EGFR augments cell proliferation in polycystic kidney disease through activation of a novel ion channel

Previously we have proposed that dysregulation of Ca 2+ entry mechanisms due to loss of cilia in collecting duct cells leads to enhanced cell proliferation and cystogenesis. These studies were performed to identify this Ca 2+ channel and to determine if it is regulated by the epidermal growth factor receptor (EGFR). Using patch‐clamp, a 23‐pS Ca 2+ ‐permeable channel was found at the apical membrane of orpk cilia(+) and orpk cilia(‐) collecting duct cells.
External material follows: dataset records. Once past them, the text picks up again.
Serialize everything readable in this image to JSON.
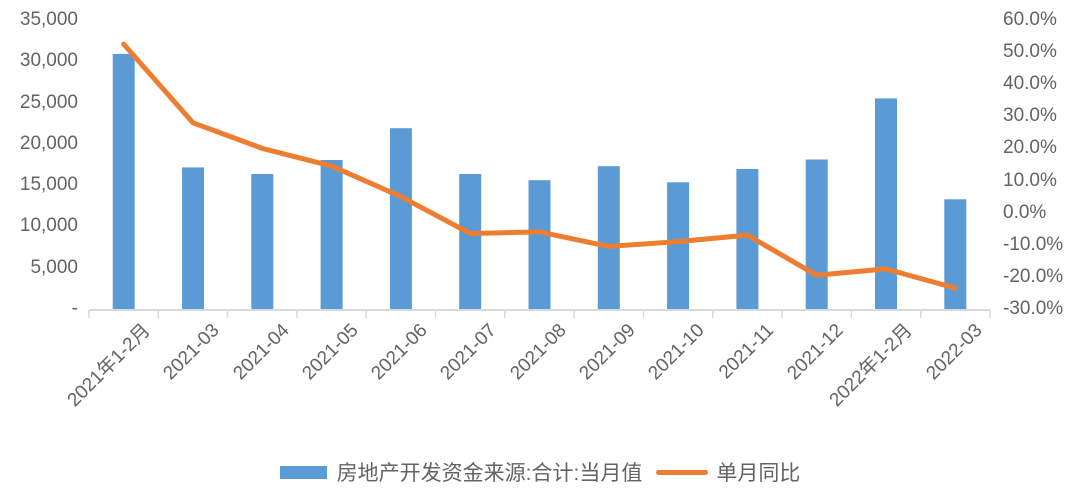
{
  "chart_data": {
    "type": "bar",
    "subtype": "bar-line-combo",
    "title": "",
    "categories": [
      "2021年1-2月",
      "2021-03",
      "2021-04",
      "2021-05",
      "2021-06",
      "2021-07",
      "2021-08",
      "2021-09",
      "2021-10",
      "2021-11",
      "2021-12",
      "2022年1-2月",
      "2022-03"
    ],
    "series": [
      {
        "name": "房地产开发资金来源:合计:当月值",
        "type": "bar",
        "axis": "left",
        "color": "#5B9BD5",
        "values": [
          30900,
          17150,
          16350,
          18050,
          21900,
          16350,
          15600,
          17300,
          15350,
          16950,
          18100,
          25500,
          13280
        ]
      },
      {
        "name": "单月同比",
        "type": "line",
        "axis": "right",
        "color": "#ED7D31",
        "values": [
          52.5,
          28.0,
          20.0,
          14.5,
          5.0,
          -6.5,
          -6.0,
          -10.5,
          -9.0,
          -7.0,
          -19.5,
          -17.5,
          -23.5
        ]
      }
    ],
    "left_axis": {
      "min": 0,
      "max": 35000,
      "tick_labels": [
        "35,000",
        "30,000",
        "25,000",
        "20,000",
        "15,000",
        "10,000",
        "5,000",
        "-"
      ]
    },
    "right_axis": {
      "min": -30,
      "max": 60,
      "tick_labels": [
        "60.0%",
        "50.0%",
        "40.0%",
        "30.0%",
        "20.0%",
        "10.0%",
        "0.0%",
        "-10.0%",
        "-20.0%",
        "-30.0%"
      ]
    },
    "legend_position": "bottom",
    "grid": false,
    "colors": {
      "bar": "#5B9BD5",
      "line": "#ED7D31",
      "axis": "#D9D9D9",
      "text": "#636363"
    }
  }
}
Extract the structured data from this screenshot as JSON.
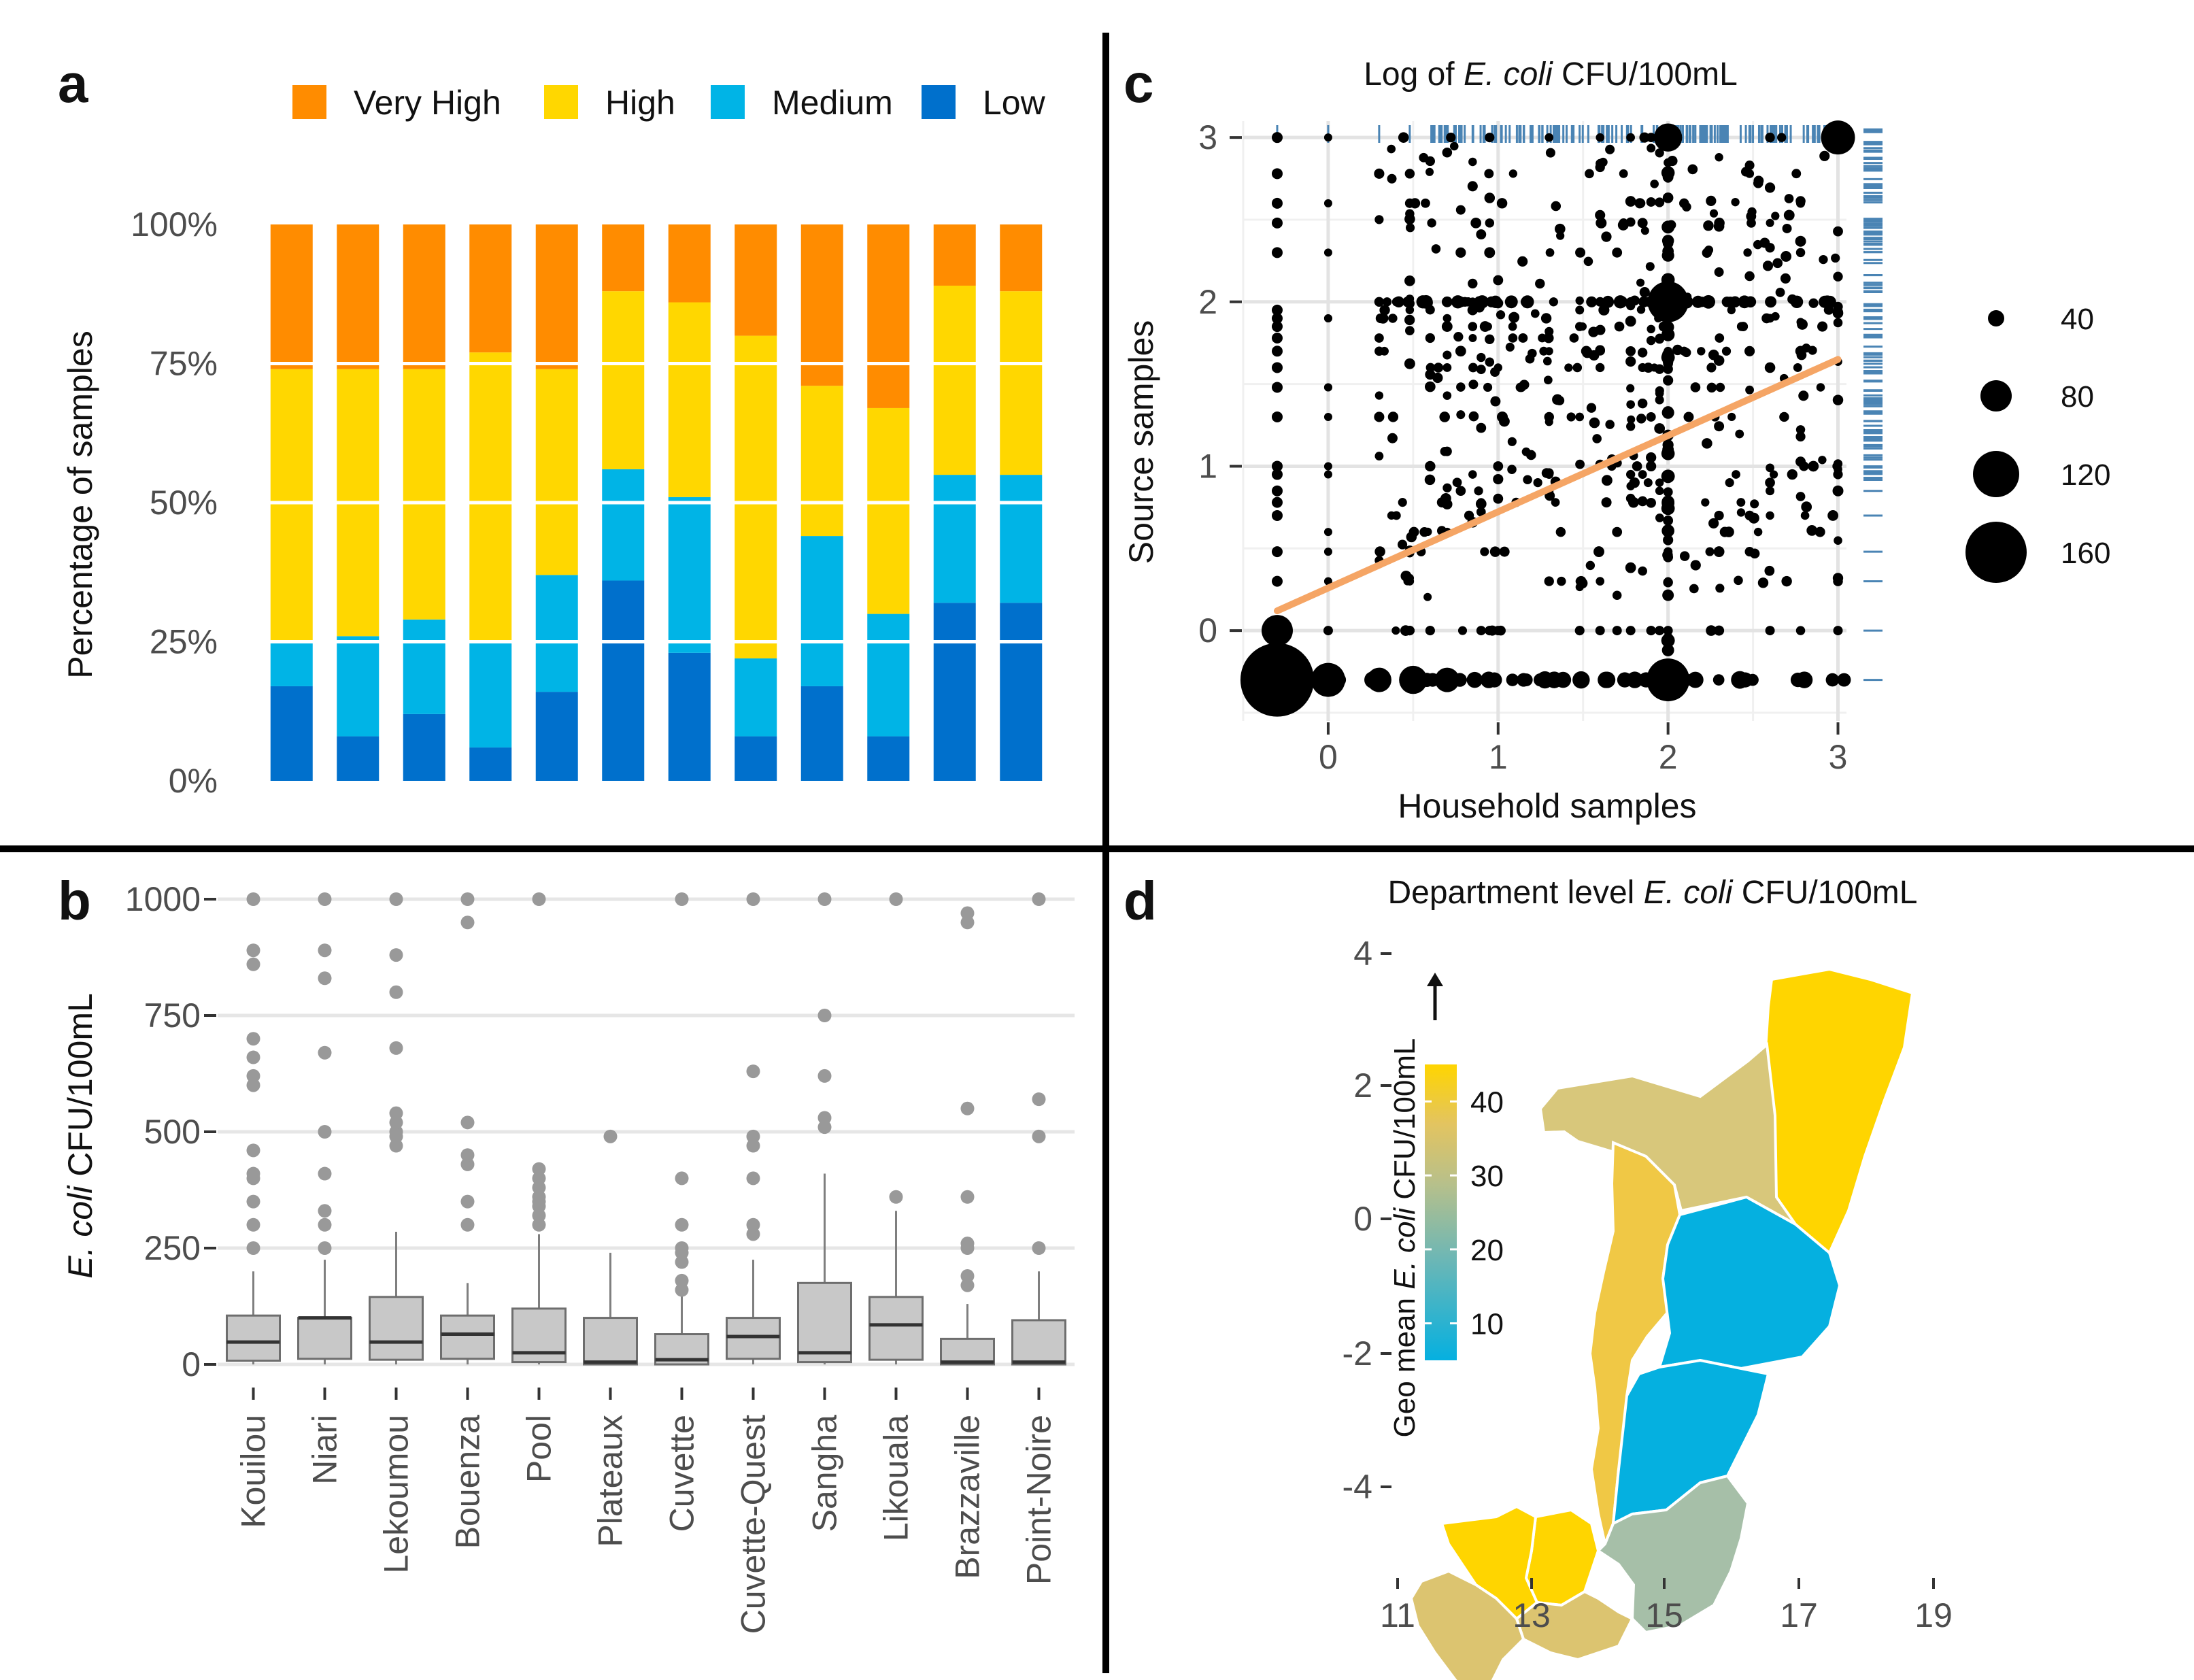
{
  "colors": {
    "very_high": "#FF8C00",
    "high": "#FFD700",
    "medium": "#00B4E6",
    "low": "#0070CC",
    "gray_box": "#C8C8C8",
    "outlier": "#999999",
    "fit_line": "#F5A565",
    "rug": "#4A84B4"
  },
  "panels": {
    "a": {
      "letter": "a"
    },
    "b": {
      "letter": "b"
    },
    "c": {
      "letter": "c"
    },
    "d": {
      "letter": "d"
    }
  },
  "chart_data": [
    {
      "panel": "a",
      "type": "bar",
      "stacked": true,
      "ylabel": "Percentage of samples",
      "yticks": [
        "0%",
        "25%",
        "50%",
        "75%",
        "100%"
      ],
      "ylim": [
        0,
        100
      ],
      "legend": [
        "Very High",
        "High",
        "Medium",
        "Low"
      ],
      "legend_position": "top",
      "categories": [
        "Kouilou",
        "Niari",
        "Lekoumou",
        "Bouenza",
        "Pool",
        "Plateaux",
        "Cuvette",
        "Cuvette-Quest",
        "Sangha",
        "Likouala",
        "Brazzaville",
        "Point-Noire"
      ],
      "series": [
        {
          "name": "Low",
          "values": [
            17,
            8,
            12,
            6,
            16,
            36,
            23,
            8,
            17,
            8,
            32,
            32
          ]
        },
        {
          "name": "Medium",
          "values": [
            8,
            18,
            17,
            19,
            21,
            20,
            28,
            14,
            27,
            22,
            23,
            23
          ]
        },
        {
          "name": "High",
          "values": [
            49,
            48,
            45,
            52,
            37,
            32,
            35,
            58,
            27,
            37,
            34,
            33
          ]
        },
        {
          "name": "Very High",
          "values": [
            26,
            26,
            26,
            23,
            26,
            12,
            14,
            20,
            29,
            33,
            11,
            12
          ]
        }
      ]
    },
    {
      "panel": "b",
      "type": "box",
      "ylabel_italic": "E. coli",
      "ylabel_rest": " CFU/100mL",
      "yticks": [
        "0",
        "250",
        "500",
        "750",
        "1000"
      ],
      "ylim": [
        0,
        1000
      ],
      "categories": [
        "Kouilou",
        "Niari",
        "Lekoumou",
        "Bouenza",
        "Pool",
        "Plateaux",
        "Cuvette",
        "Cuvette-Quest",
        "Sangha",
        "Likouala",
        "Brazzaville",
        "Point-Noire"
      ],
      "boxes": [
        {
          "q1": 8,
          "median": 48,
          "q3": 105,
          "whisker_low": 0,
          "whisker_high": 200,
          "outliers": [
            250,
            300,
            350,
            400,
            410,
            460,
            600,
            620,
            660,
            700,
            860,
            890,
            1000
          ]
        },
        {
          "q1": 12,
          "median": 100,
          "q3": 100,
          "whisker_low": 0,
          "whisker_high": 225,
          "outliers": [
            250,
            300,
            330,
            410,
            500,
            670,
            830,
            890,
            1000
          ]
        },
        {
          "q1": 10,
          "median": 48,
          "q3": 145,
          "whisker_low": 0,
          "whisker_high": 285,
          "outliers": [
            470,
            490,
            500,
            520,
            540,
            680,
            800,
            880,
            1000
          ]
        },
        {
          "q1": 12,
          "median": 65,
          "q3": 105,
          "whisker_low": 0,
          "whisker_high": 175,
          "outliers": [
            300,
            350,
            430,
            450,
            520,
            950,
            1000
          ]
        },
        {
          "q1": 5,
          "median": 25,
          "q3": 120,
          "whisker_low": 0,
          "whisker_high": 280,
          "outliers": [
            300,
            320,
            340,
            350,
            360,
            380,
            400,
            420,
            1000
          ]
        },
        {
          "q1": 0,
          "median": 5,
          "q3": 100,
          "whisker_low": 0,
          "whisker_high": 240,
          "outliers": [
            490
          ]
        },
        {
          "q1": 0,
          "median": 10,
          "q3": 65,
          "whisker_low": 0,
          "whisker_high": 150,
          "outliers": [
            160,
            180,
            220,
            240,
            250,
            300,
            400,
            1000
          ]
        },
        {
          "q1": 12,
          "median": 60,
          "q3": 100,
          "whisker_low": 0,
          "whisker_high": 225,
          "outliers": [
            280,
            300,
            400,
            470,
            490,
            630,
            1000
          ]
        },
        {
          "q1": 5,
          "median": 25,
          "q3": 175,
          "whisker_low": 0,
          "whisker_high": 410,
          "outliers": [
            510,
            530,
            620,
            750,
            1000
          ]
        },
        {
          "q1": 10,
          "median": 85,
          "q3": 145,
          "whisker_low": 0,
          "whisker_high": 330,
          "outliers": [
            360,
            1000
          ]
        },
        {
          "q1": 0,
          "median": 5,
          "q3": 55,
          "whisker_low": 0,
          "whisker_high": 130,
          "outliers": [
            170,
            190,
            250,
            260,
            360,
            550,
            950,
            970
          ]
        },
        {
          "q1": 0,
          "median": 5,
          "q3": 95,
          "whisker_low": 0,
          "whisker_high": 200,
          "outliers": [
            250,
            490,
            570,
            1000
          ]
        }
      ]
    },
    {
      "panel": "c",
      "type": "scatter",
      "title_pre": "Log of ",
      "title_ital": "E. coli",
      "title_post": " CFU/100mL",
      "xlabel": "Household samples",
      "ylabel": "Source samples",
      "xticks": [
        "0",
        "1",
        "2",
        "3"
      ],
      "yticks": [
        "0",
        "1",
        "2",
        "3"
      ],
      "xlim": [
        -0.5,
        3.05
      ],
      "ylim": [
        -0.55,
        3.1
      ],
      "size_legend": [
        "40",
        "80",
        "120",
        "160"
      ],
      "fit_line": {
        "x0": -0.3,
        "y0": 0.12,
        "x1": 3.0,
        "y1": 1.65
      },
      "big_points": [
        {
          "x": -0.3,
          "y": -0.3,
          "n": 160
        },
        {
          "x": 0,
          "y": -0.3,
          "n": 25
        },
        {
          "x": 2,
          "y": -0.3,
          "n": 45
        },
        {
          "x": 2,
          "y": 2,
          "n": 40
        },
        {
          "x": 3,
          "y": 3,
          "n": 25
        },
        {
          "x": -0.3,
          "y": 0,
          "n": 20
        },
        {
          "x": 2,
          "y": 3,
          "n": 15
        },
        {
          "x": 0.5,
          "y": -0.3,
          "n": 15
        },
        {
          "x": 0.3,
          "y": -0.3,
          "n": 10
        },
        {
          "x": 0.7,
          "y": -0.3,
          "n": 10
        }
      ]
    },
    {
      "panel": "d",
      "type": "choropleth",
      "title_pre": "Department level  ",
      "title_ital": "E. coli",
      "title_post": " CFU/100mL",
      "xticks": [
        "11",
        "13",
        "15",
        "17",
        "19"
      ],
      "yticks": [
        "4",
        "2",
        "0",
        "-2",
        "-4"
      ],
      "colorbar_title_pre": "Geo mean ",
      "colorbar_title_ital": "E. coli",
      "colorbar_title_post": " CFU/100mL",
      "colorbar_ticks": [
        "10",
        "20",
        "30",
        "40"
      ],
      "colorbar_range": [
        5,
        45
      ]
    }
  ]
}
This channel was markedly activated by EGF only from the apical surface in orpk cilia(‐) cells; in orpk cilia(+) cells channel activity was elevated only by basolateral administration of EGF. EGFR was more abundant in orpk cilia(‐) compared to cilia(+) cells and EGF‐induced channel activity was ~3.5‐fold higher in orpk cilia(‐) cells compared to orpk cilia(+) cells. Effects of EGF on this channel were blunted by both AG1478 and PD98059; tyrosine kinase and MAP kinase inhibitors, respectively. Using shRNA, patch‐clamp, and co‐immunoprecipitation we identified the 23‐pS channel as a multimer of TRP channels, TRPP2 and TRPV4. EGR enhanced cell proliferation in orpk cilia(‐) cells, at least in part, through activation of the 23‐pS Ca 2+ channel. Our results provide evidence that EGFR activates a TRPP2\TRPV4 channel complex that leads to Ca 2+ entry and contributes to hyper‐proliferation of orpk cilia (‐) cells.